Federal government recoups record amount in Medicare fraud

Officials collected $4 billion in 2010; more than half of the money has been returned to the Medicare Trust Fund.

Federal health officials Monday said they recouped a record high $4 billion last year in Medicare and Medicaid fraud and introduced tighter measures to clamp down on criminal activity in the future. More than half of the money has been returned to the Medicare Trust Fund.

The findings are part of annual report released by the Health and Human Services Department and the Justice Department. The two agencies operate the Health Care Fraud Prevention and Enforcement Action Team, or HEAT, which has cracked down on abuse in the health care system.

As of 2010, federal prosecutors have opened 1,116 criminal health care fraud investigations and filed criminal charges in 488 cases involving 931 defendants. A total of 726 defendants were convicted for health care fraud-related crimes in that time.
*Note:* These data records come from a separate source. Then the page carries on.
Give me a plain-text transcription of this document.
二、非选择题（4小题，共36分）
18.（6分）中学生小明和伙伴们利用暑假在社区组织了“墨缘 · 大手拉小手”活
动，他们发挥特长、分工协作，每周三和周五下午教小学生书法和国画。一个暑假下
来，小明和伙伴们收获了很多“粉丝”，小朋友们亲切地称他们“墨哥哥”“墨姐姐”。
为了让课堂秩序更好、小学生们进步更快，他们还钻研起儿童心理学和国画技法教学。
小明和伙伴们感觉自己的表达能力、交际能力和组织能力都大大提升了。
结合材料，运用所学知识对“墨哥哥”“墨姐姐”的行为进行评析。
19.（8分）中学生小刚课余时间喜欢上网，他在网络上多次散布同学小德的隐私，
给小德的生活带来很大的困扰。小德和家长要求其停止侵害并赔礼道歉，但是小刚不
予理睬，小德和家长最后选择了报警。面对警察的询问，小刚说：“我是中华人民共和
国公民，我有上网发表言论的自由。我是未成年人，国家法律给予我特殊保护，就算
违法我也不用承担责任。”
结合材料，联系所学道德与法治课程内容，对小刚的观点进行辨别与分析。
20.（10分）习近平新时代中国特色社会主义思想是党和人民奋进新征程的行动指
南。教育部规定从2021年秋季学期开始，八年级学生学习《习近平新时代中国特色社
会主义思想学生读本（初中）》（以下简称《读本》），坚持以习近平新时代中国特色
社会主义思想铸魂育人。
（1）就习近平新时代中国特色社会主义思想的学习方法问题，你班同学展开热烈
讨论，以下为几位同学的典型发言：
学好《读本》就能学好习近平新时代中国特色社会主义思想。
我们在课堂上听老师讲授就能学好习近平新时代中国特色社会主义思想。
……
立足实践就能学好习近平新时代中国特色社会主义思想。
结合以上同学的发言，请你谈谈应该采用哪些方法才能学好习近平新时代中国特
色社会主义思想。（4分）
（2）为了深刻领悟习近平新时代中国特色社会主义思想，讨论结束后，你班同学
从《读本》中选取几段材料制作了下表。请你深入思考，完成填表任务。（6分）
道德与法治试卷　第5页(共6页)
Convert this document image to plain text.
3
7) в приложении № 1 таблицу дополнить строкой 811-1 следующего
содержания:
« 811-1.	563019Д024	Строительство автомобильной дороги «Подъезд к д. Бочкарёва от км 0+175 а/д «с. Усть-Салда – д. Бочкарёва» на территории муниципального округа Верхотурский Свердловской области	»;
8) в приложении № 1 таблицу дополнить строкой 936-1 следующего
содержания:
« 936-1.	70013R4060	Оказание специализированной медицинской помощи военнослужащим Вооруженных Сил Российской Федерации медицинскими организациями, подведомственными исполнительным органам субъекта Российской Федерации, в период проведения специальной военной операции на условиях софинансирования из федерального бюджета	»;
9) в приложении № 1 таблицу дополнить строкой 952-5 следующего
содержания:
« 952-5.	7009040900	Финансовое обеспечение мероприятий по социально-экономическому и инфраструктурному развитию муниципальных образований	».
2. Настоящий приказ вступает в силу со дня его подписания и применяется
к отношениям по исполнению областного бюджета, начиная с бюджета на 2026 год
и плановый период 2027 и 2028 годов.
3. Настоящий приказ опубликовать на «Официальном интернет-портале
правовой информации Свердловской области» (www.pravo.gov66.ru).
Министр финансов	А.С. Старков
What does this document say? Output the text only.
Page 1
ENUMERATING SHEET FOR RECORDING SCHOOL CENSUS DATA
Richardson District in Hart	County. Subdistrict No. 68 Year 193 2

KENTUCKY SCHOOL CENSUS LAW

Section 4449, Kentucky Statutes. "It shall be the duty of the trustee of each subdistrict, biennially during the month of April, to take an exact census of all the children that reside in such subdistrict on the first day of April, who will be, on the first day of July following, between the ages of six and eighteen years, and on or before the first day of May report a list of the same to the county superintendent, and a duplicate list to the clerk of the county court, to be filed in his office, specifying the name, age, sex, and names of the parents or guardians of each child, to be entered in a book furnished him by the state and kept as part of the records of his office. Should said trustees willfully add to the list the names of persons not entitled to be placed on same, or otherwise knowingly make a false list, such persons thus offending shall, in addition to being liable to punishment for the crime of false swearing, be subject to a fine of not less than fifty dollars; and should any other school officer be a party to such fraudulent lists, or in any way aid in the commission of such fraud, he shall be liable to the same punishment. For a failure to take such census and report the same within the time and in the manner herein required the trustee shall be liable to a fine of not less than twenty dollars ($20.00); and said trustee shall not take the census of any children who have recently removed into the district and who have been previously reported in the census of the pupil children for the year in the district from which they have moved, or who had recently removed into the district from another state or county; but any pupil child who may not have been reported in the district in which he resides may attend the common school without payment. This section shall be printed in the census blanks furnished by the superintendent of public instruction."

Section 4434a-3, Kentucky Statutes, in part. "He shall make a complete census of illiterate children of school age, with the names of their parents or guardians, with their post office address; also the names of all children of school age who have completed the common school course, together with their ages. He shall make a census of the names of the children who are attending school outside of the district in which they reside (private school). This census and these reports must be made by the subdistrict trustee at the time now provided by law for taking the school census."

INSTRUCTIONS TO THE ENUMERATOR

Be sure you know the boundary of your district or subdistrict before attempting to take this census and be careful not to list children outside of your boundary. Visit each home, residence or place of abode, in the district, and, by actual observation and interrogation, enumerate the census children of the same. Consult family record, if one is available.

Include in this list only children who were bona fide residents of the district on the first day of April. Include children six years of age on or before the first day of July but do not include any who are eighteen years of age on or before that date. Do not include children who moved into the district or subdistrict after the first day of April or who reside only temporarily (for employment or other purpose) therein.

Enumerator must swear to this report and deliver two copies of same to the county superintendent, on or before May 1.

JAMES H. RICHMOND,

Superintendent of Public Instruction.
Also on Monday, HHS and its Medicare division released new regulations requiring stricter screenings for health care providers, higher penalties for those who commit fraud, stoppage of payment for providers who are under investigation, and $360 million in new funding to shore up on-the-ground efforts. The nearly 1-year-old health care law called for tougher fraud-fighting measures.

The provisions are meant to make federal health officials more proactive in stemming fraud and abuse, moving them from a "pay-and-chase" model to one that aims to keep criminals on the defensive.

"If you're stealing from every American taxpayer ... you should be punished accordingly," HHS Secretary Kathleen Sebelius said about the tougher enforcement measures.